Inside we are laughing
At times it takes members of Irish ‘man-group’ Boyzone to truly reflect what it feels like to play online games with random people. I remember Ronan Keating’s cover version:
The smile on your face lets me know that you’ll heal me (rather than yourself)
There's a truth in your eyes saying you'll never leave me (to be eviscerated by the undead hordes)
The touch of your hand says you'll catch me whenever I fall (off the side of a building)
You say it best, when you say nothing at all.
Ronan may have believed he was singing about the silence between lovers, but personally I think he was singing about the silence between players online. In most games, a lobby full of “no-mics” leads to a poor game, but this is not the case with Left 4 Dead 2. A game so well designed that it can be played co-operatively in complete silence.

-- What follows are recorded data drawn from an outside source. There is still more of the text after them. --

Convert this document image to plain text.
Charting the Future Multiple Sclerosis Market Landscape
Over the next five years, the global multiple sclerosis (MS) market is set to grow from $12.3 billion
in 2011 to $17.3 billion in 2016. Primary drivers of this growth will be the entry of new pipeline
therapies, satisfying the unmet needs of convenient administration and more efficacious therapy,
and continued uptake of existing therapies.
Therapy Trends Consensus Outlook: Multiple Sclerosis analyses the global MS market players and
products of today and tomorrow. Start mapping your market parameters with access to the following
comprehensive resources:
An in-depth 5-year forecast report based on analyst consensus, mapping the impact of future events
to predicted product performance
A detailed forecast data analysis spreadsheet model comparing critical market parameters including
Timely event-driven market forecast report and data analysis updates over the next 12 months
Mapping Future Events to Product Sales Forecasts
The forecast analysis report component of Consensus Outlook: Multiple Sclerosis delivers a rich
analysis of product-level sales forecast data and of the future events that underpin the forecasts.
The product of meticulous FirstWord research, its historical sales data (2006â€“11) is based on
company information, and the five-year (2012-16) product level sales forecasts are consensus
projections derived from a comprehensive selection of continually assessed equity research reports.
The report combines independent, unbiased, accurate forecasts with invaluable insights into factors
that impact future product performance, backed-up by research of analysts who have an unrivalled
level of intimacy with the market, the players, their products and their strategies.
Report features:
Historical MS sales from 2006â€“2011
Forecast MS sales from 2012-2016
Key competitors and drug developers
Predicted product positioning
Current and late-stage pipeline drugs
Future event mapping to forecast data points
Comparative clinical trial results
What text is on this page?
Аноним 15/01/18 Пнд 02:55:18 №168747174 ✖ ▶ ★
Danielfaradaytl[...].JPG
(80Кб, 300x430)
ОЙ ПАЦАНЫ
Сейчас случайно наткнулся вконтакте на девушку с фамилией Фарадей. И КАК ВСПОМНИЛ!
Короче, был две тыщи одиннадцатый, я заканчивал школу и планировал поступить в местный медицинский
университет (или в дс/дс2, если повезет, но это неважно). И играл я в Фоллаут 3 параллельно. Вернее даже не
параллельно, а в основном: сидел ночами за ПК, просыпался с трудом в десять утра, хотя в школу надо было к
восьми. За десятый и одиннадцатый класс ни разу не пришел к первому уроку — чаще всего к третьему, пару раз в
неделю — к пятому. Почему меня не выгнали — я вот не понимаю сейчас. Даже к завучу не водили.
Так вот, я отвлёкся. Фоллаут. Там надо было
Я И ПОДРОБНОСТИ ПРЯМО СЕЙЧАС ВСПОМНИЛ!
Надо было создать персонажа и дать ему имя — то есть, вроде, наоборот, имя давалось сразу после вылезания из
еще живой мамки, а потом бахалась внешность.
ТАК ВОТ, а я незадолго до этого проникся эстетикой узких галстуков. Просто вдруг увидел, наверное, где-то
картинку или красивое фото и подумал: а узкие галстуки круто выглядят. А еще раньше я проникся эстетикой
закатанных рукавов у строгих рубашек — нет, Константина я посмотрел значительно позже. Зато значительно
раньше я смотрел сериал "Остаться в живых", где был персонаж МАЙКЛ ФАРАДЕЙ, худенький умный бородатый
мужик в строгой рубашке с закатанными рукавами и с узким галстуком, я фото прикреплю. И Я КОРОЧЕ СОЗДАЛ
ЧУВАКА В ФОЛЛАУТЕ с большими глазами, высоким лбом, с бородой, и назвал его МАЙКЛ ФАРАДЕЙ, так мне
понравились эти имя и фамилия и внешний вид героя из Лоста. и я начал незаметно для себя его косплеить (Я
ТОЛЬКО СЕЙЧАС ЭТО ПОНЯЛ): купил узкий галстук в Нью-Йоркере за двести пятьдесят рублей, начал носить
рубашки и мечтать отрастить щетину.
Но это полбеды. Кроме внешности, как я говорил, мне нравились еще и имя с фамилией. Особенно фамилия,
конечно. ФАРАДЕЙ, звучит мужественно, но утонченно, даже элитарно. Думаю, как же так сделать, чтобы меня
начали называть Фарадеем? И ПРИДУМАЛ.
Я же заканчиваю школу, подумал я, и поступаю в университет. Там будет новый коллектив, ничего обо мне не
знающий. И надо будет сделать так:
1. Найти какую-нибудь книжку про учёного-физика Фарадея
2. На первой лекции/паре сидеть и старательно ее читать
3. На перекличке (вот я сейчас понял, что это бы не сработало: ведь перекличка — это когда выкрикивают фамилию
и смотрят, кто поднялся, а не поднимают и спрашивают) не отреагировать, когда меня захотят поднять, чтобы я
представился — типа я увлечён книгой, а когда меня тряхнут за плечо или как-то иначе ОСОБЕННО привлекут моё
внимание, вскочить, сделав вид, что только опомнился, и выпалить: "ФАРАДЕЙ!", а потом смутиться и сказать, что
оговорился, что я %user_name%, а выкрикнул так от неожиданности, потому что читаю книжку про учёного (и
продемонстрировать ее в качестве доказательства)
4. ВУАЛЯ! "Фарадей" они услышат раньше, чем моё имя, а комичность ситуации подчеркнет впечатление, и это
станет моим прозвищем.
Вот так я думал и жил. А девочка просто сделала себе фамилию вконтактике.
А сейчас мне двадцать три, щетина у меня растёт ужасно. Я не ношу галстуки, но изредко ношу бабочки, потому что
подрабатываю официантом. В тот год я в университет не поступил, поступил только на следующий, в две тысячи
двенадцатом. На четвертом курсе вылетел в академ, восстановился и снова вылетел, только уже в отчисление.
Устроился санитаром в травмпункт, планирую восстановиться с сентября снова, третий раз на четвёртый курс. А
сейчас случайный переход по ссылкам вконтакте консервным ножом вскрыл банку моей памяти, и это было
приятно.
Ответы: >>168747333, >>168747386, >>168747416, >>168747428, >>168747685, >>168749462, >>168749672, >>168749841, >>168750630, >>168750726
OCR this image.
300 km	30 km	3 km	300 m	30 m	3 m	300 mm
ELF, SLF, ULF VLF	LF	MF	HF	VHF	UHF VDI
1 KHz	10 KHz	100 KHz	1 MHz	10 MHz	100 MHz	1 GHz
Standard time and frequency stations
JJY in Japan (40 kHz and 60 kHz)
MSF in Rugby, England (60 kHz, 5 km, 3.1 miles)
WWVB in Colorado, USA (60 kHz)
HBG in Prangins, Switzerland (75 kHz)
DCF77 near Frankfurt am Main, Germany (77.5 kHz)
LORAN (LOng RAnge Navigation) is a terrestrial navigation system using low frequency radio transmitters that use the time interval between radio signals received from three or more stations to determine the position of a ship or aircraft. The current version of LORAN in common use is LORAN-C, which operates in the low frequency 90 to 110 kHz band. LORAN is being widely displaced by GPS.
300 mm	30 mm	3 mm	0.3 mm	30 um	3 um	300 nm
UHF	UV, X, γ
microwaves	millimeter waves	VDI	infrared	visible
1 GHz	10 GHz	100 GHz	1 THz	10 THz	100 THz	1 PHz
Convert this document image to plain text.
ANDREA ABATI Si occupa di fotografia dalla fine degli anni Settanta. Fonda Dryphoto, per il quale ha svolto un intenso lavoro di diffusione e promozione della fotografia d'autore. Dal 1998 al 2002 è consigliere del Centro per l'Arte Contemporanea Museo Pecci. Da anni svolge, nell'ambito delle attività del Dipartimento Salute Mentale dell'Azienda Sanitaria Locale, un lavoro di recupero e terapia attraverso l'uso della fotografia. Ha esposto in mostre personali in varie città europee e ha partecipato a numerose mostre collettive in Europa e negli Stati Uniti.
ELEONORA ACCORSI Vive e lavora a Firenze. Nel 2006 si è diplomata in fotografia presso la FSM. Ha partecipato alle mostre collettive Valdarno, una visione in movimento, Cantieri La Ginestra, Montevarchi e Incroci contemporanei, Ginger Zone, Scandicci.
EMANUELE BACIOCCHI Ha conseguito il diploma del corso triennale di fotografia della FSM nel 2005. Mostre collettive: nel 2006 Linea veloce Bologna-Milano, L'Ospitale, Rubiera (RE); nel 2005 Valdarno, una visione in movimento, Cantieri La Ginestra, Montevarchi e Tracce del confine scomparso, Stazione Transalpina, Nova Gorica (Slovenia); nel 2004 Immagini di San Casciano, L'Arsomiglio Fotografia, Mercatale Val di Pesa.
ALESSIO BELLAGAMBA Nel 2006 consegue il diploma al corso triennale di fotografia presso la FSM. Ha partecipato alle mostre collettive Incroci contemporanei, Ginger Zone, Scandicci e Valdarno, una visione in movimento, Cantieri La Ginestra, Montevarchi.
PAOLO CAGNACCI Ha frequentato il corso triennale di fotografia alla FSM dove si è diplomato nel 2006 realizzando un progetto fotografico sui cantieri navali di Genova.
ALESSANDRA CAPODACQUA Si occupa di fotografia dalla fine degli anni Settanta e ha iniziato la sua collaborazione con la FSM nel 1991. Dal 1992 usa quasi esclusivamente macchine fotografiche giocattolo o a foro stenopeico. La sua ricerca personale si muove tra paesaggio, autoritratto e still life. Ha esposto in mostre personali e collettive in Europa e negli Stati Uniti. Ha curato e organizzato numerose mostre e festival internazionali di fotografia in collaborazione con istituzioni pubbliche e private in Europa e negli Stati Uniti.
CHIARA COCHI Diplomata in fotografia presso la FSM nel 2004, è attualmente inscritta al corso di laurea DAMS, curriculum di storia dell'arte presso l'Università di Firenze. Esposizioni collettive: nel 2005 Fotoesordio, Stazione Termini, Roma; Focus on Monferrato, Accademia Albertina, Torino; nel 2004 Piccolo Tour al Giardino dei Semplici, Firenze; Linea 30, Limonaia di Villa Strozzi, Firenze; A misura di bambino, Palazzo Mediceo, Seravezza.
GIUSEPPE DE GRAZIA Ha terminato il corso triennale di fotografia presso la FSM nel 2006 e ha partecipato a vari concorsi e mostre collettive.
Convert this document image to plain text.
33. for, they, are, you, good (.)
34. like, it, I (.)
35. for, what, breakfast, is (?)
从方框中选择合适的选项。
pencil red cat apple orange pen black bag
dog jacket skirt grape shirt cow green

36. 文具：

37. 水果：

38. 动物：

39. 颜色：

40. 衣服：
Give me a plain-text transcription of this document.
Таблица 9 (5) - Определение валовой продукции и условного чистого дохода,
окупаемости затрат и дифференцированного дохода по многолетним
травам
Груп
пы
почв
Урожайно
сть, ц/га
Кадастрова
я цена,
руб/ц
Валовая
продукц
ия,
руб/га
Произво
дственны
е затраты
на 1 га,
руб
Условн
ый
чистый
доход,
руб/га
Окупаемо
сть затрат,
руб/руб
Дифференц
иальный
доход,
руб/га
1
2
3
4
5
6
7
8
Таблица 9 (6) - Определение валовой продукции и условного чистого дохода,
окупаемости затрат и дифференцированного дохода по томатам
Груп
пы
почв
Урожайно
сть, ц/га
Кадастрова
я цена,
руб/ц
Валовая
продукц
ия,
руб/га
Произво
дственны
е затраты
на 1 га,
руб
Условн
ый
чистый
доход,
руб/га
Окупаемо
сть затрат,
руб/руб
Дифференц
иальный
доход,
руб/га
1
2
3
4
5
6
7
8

Four silent strangers and a massive hand
Over the past few years I have developed a Friends List full of preferred co-op partners. These are my regular gaming pals; they own the same games as me, have the same attitude and can be genuinely considered friends. Online we talk about everything from the game we are playing, to sports, TV, film and many other things in between. We are not in the habit of shouting racial or sexual insults at one another. I find this sort of discussion is mostly found when playing with the great unwashed of Xbox Live – the 12 year old with the potty mouth, or the racist who would be arrested if he spoke that way in the street. These reprobates multiply when playing competitive games, but can still be found in the co-op arena. These people are a vocal minority ruining the online experience for the many decent people; their annoying nature has led to many players deciding to play without their headphones or microphones.
Without communication co-op gaming is far tougher; try creating a coherent building strategy in Red Alert 3 without communication, or figuring out where anyone is in Duke Nukem 3D. Communication is key, but what do you do when communication has broken down? You hire the genius programmers at Valve to create a game that can be played within the Sound of Silence.
For a recent experiment, Mad Professor BaPenguin of Co-Optimus Labs tasked us to play co-op with random strangers. This is one step up from the time he asked us all to grow beards as a homage, or the time we were made to create new Co-Optimus T-Shirt designs by only using the content of our bins (my Billy montage made from banana peels and tea-bags won the runner up prize). The game I chose was Left 4 Dead 2, possibly the greatest co-op series of this generation.
Which one of you said my suit sucked?
Finding a match is still relatively easy as the Left 2 community is still active. It had been a while since I last played the game and this was the first time I was playing with exclusively random people (and not a single friend). I noticed early on that no headphones were being used – the task of completing Dark Carnival, was going to be harder than I thought. Left 4 Dead 2 is a game that has communication at its core; players need to work together to share supplies and protect each other’s backs, how could this be done with no voice communication?
Easily, it turns out. Valve have created a brilliant in game communication system where the in game characters will voice useful information automatically.
I’m really hurt.
These sound bites not only increase the atmosphere of the game, but also inform the other players what is going on. To enhance the system further, players can click down on their joysticks to inform the others in the group. For example, if you see a pile of ammunition hidden in a corner you can point towards it and click the joystick, therefore informing your party of its existence. Valve have managed to create a communication system that works when no one is talking. This system has been used before and since (Brink), but as my random pals and I sailed through the Left 4 Dead 2 campaign, it was clear that Valve do it best. I never knew what any of those silent folk sounded like, but I knew that we were a team.